Unlock the wisdom of your group – host a “KJ” session for site architectureAdd a comment.
Site maps used to take us forever. Getting the product guy to agree with the marketing lady, not to mention the customer support team, was a matter of weeks and 10 or more revisions.
It's still a very challenging process and the best site maps are developed with thorough user research. But we stumbled on a great way to get a whole group to agree on site architecture quickly, that also helps people start thinking like end users rather than insiders.
The "KJ Method" was developed by Jiro Kawakita of Japan as a way for small groups to reach consensus on complex problems quickly. Organizations use it for things like strategic planning and problem solving. I learned it at a conference a few years ago, and then I thought, "Hmm, maybe this could work for site architecture?" So we tried it.
It works brilliantly.
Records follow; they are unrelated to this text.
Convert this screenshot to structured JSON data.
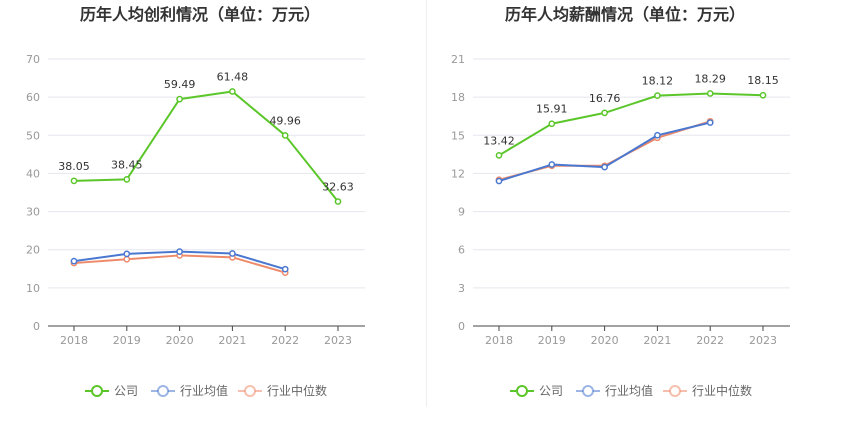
{
  "chart_data": [
    {
      "type": "line",
      "title": "历年人均创利情况（单位：万元）",
      "xlabel": "",
      "ylabel": "",
      "categories": [
        "2018",
        "2019",
        "2020",
        "2021",
        "2022",
        "2023"
      ],
      "ylim": [
        0,
        70
      ],
      "yticks": [
        0,
        10,
        20,
        30,
        40,
        50,
        60,
        70
      ],
      "grid": true,
      "legend_position": "bottom",
      "series": [
        {
          "name": "公司",
          "color": "#5bc62a",
          "values": [
            38.05,
            38.45,
            59.49,
            61.48,
            49.96,
            32.63
          ],
          "labels": [
            "38.05",
            "38.45",
            "59.49",
            "61.48",
            "49.96",
            "32.63"
          ]
        },
        {
          "name": "行业均值",
          "color": "#4a78d0",
          "values": [
            17.0,
            18.9,
            19.5,
            19.0,
            14.9,
            null
          ]
        },
        {
          "name": "行业中位数",
          "color": "#ee8a6a",
          "values": [
            16.5,
            17.5,
            18.5,
            18.0,
            14.0,
            null
          ]
        }
      ]
    },
    {
      "type": "line",
      "title": "历年人均薪酬情况（单位：万元）",
      "xlabel": "",
      "ylabel": "",
      "categories": [
        "2018",
        "2019",
        "2020",
        "2021",
        "2022",
        "2023"
      ],
      "ylim": [
        0,
        21
      ],
      "yticks": [
        0,
        3,
        6,
        9,
        12,
        15,
        18,
        21
      ],
      "grid": true,
      "legend_position": "bottom",
      "series": [
        {
          "name": "公司",
          "color": "#5bc62a",
          "values": [
            13.42,
            15.91,
            16.76,
            18.12,
            18.29,
            18.15
          ],
          "labels": [
            "13.42",
            "15.91",
            "16.76",
            "18.12",
            "18.29",
            "18.15"
          ]
        },
        {
          "name": "行业均值",
          "color": "#4a78d0",
          "values": [
            11.4,
            12.7,
            12.5,
            15.0,
            16.0,
            null
          ]
        },
        {
          "name": "行业中位数",
          "color": "#ee8a6a",
          "values": [
            11.5,
            12.6,
            12.6,
            14.8,
            16.1,
            null
          ]
        }
      ]
    }
  ]
}
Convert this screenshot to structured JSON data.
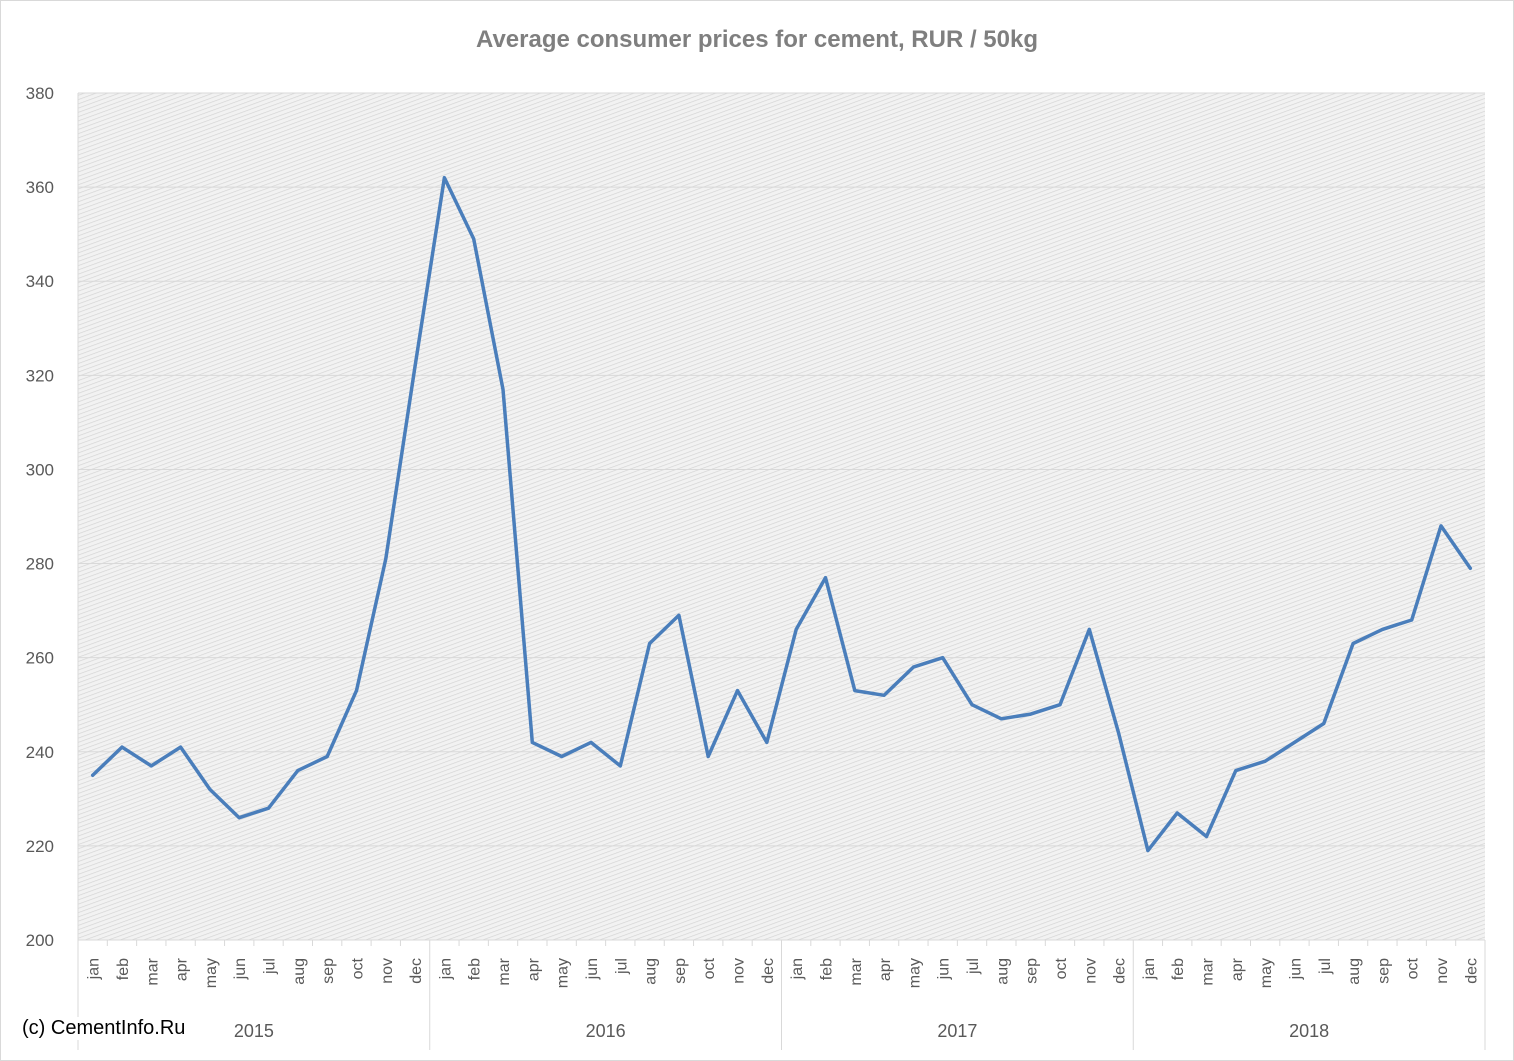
{
  "chart_data": {
    "type": "line",
    "title": "Average consumer prices for cement, RUR / 50kg",
    "ylim": [
      200,
      380
    ],
    "yticks": [
      200,
      220,
      240,
      260,
      280,
      300,
      320,
      340,
      360,
      380
    ],
    "grid": true,
    "years": [
      "2015",
      "2016",
      "2017",
      "2018"
    ],
    "months": [
      "jan",
      "feb",
      "mar",
      "apr",
      "may",
      "jun",
      "jul",
      "aug",
      "sep",
      "oct",
      "nov",
      "dec"
    ],
    "series": [
      {
        "color": "#4a7ebb",
        "values": [
          235,
          241,
          237,
          241,
          232,
          226,
          228,
          236,
          239,
          253,
          281,
          322,
          362,
          349,
          317,
          242,
          239,
          242,
          237,
          263,
          269,
          239,
          253,
          242,
          266,
          277,
          253,
          252,
          258,
          260,
          250,
          247,
          248,
          250,
          266,
          244,
          219,
          227,
          222,
          236,
          238,
          242,
          246,
          263,
          266,
          268,
          288,
          279
        ]
      }
    ]
  },
  "footer": {
    "copyright": "(c) CementInfo.Ru"
  }
}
It's faster, can be done cheaply, and everyone has a voice. It is not an equivalent substitute for user research, but it is a great alternative when you don't have a big research budget.
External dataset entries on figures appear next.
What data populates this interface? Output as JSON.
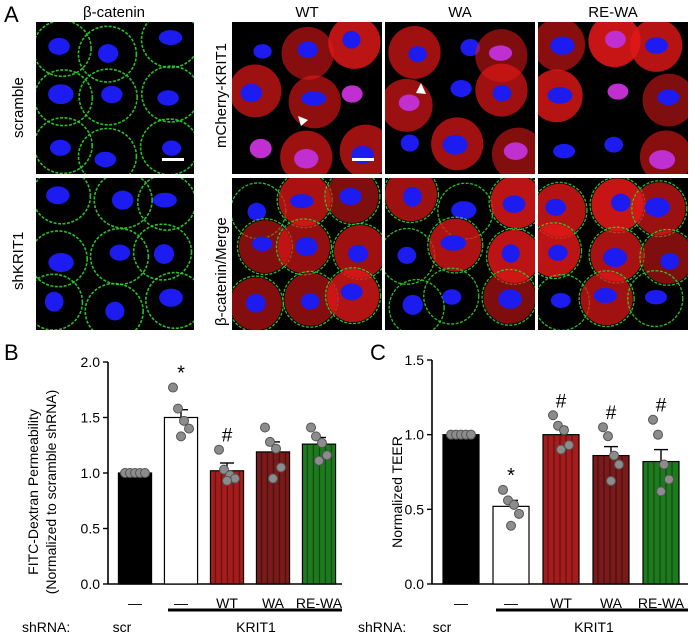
{
  "panelA": {
    "letter": "A",
    "left_col_title": "β-catenin",
    "row_labels_left": [
      "scramble",
      "shKRIT1"
    ],
    "col_titles": [
      "WT",
      "WA",
      "RE-WA"
    ],
    "row_labels_right": [
      "mCherry-KRIT1",
      "β-catenin/Merge"
    ],
    "colors": {
      "nuclei": "#1c1cf0",
      "junctions": "#2bd42b",
      "mcherry": "#e01818",
      "background": "#000000"
    }
  },
  "panelB": {
    "letter": "B",
    "ylabel_line1": "FITC-Dextran Permeability",
    "ylabel_line2": "(Normalized to scramble shRNA)",
    "shrna_label": "shRNA:",
    "group_scr": "scr",
    "group_krit": "KRIT1",
    "dash": "—",
    "sig_marks": [
      "",
      "*",
      "#",
      "",
      ""
    ]
  },
  "panelC": {
    "letter": "C",
    "ylabel": "Normalized TEER",
    "shrna_label": "shRNA:",
    "group_scr": "scr",
    "group_krit": "KRIT1",
    "dash": "—",
    "sig_marks": [
      "",
      "*",
      "#",
      "#",
      "#"
    ]
  },
  "chart_data": [
    {
      "type": "bar",
      "categories": [
        "—",
        "—",
        "WT",
        "WA",
        "RE-WA"
      ],
      "values": [
        1.0,
        1.5,
        1.02,
        1.19,
        1.26
      ],
      "errors": [
        0.0,
        0.07,
        0.07,
        0.09,
        0.06
      ],
      "points": [
        [
          1.0,
          1.0,
          1.0,
          1.0,
          1.0
        ],
        [
          1.77,
          1.58,
          1.47,
          1.4,
          1.33
        ],
        [
          1.21,
          1.03,
          0.98,
          0.95,
          0.93
        ],
        [
          1.41,
          1.28,
          1.22,
          1.05,
          0.95
        ],
        [
          1.41,
          1.33,
          1.27,
          1.16,
          1.11
        ]
      ],
      "colors": [
        "#000000",
        "#ffffff",
        "#a51c1c",
        "#7a1a1a",
        "#1e7a1e"
      ],
      "ylabel": "FITC-Dextran Permeability (Normalized to scramble shRNA)",
      "ylim": [
        0.0,
        2.0
      ],
      "yticks": [
        "0.0",
        "0.5",
        "1.0",
        "1.5",
        "2.0"
      ]
    },
    {
      "type": "bar",
      "categories": [
        "—",
        "—",
        "WT",
        "WA",
        "RE-WA"
      ],
      "values": [
        1.0,
        0.52,
        1.0,
        0.86,
        0.82
      ],
      "errors": [
        0.0,
        0.04,
        0.05,
        0.06,
        0.08
      ],
      "points": [
        [
          1.0,
          1.0,
          1.0,
          1.0,
          1.0
        ],
        [
          0.63,
          0.56,
          0.53,
          0.47,
          0.39
        ],
        [
          1.13,
          1.06,
          1.03,
          0.93,
          0.9
        ],
        [
          1.05,
          0.99,
          0.86,
          0.8,
          0.69
        ],
        [
          1.1,
          1.0,
          0.8,
          0.7,
          0.62
        ]
      ],
      "colors": [
        "#000000",
        "#ffffff",
        "#a51c1c",
        "#7a1a1a",
        "#1e7a1e"
      ],
      "ylabel": "Normalized TEER",
      "ylim": [
        0.0,
        1.5
      ],
      "yticks": [
        "0.0",
        "0.5",
        "1.0",
        "1.5"
      ]
    }
  ]
}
The process goes like this:
- Gather 4-6 people for about an hour and a half. These people should represent your key audiences, or be very familiar with them. It may be wise to hold multiple sessions for different audiences.
- Ask a focus question – "What would people come to this web site to FIND or DO?"
- Participants write as many answers as they can think of in 10-15 minutes, one per sticky note.
- Put sticky notes on the wall in a big blob.
- Without a lot of talking, the participants move related items together into groups. By "related," we mean the goals are related. One mistake people make is grouping items that have the same word in them, like "Forms." An "enrollment form" has a very different purpose than a "leave request form." If two post-its say exactly the same thing, put them on top of each other.
- Name the groups. Sometimes everyone suggests a name and then people vote on the best name.
- Vote on priorities. Which of these items is most important or needs the most attention? We give each participant 6 dot stickers which they can distribute in any manner they like, even putting multiple dots on something that's very important to them.
The end-result of each KJ session is:
- Participants are starting to think about their site from the end-user's perspective.
- You've created a prioritized list of user goals and tasks, some of which you had no idea about before. It's a short step from here to a site map
- It's obvious to everyone what content you do or don't have and where you need to spend your time.
- The whole group agrees on the outcome. No single participant dominates the conversation.